Fait au quartier général, à Marseille.
Le 12 décembre 1916.
Signé : COQUET.
Libre, Loutreuil part pour l’Afrique du Nord et les Baléares, revient en France avec une riche provision d’idées et d’études, expose au groupe coopératif de L’Encrier, rue du Bac, aux Indépendants, au Salon d’Automne, achète un bout de terrain au Pré-Saint-Gervais, sur lequel il construit son atelier et son logis d’ascète, part pour le Sénégal et le Soudan en 1923, revient, commence à vendre ses toiles, et meurt, dans d’atroces souffrances, plein de cette sérénité amère et passionnée qui était toute sa sagesse.

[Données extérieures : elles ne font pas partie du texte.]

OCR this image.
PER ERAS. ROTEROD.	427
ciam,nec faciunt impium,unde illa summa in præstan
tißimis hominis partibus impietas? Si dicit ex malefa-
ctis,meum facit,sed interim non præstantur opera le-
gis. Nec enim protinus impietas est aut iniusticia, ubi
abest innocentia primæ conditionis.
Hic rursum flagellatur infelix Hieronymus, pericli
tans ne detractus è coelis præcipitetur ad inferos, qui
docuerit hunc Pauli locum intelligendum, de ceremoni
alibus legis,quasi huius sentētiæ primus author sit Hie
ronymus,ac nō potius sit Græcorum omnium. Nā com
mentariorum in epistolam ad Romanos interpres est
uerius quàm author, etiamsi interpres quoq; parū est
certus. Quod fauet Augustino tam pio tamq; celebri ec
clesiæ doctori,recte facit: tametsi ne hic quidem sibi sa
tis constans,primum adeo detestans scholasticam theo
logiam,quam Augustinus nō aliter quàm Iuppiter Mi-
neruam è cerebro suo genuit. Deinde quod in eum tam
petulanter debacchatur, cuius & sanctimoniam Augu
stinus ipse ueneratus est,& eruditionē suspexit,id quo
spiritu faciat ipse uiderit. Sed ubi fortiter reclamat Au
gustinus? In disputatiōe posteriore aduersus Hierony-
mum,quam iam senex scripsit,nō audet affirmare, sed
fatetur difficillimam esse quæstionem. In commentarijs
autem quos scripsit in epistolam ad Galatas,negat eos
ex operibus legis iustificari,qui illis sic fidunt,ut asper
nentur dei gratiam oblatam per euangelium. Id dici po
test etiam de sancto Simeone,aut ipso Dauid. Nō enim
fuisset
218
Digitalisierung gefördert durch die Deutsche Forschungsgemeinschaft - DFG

Quant à la vie, écrivait-il, j’ai été littéralement crucifié par elle ; il me reste, de toutes les souffrances et déceptions subies, une amertume, une tristesse insoutenable ; j’ai saigné à toutes les misères du cœur — les beaux jours se sont écoulés, sont partis sans moi ; tout est perdu maintenant, sans même avoir vu le jour ; je n’ai pas de souvenir pour me consoler. Je dis cela à haute voix, parce que je voudrais que cela n’arrive pas à d’autres.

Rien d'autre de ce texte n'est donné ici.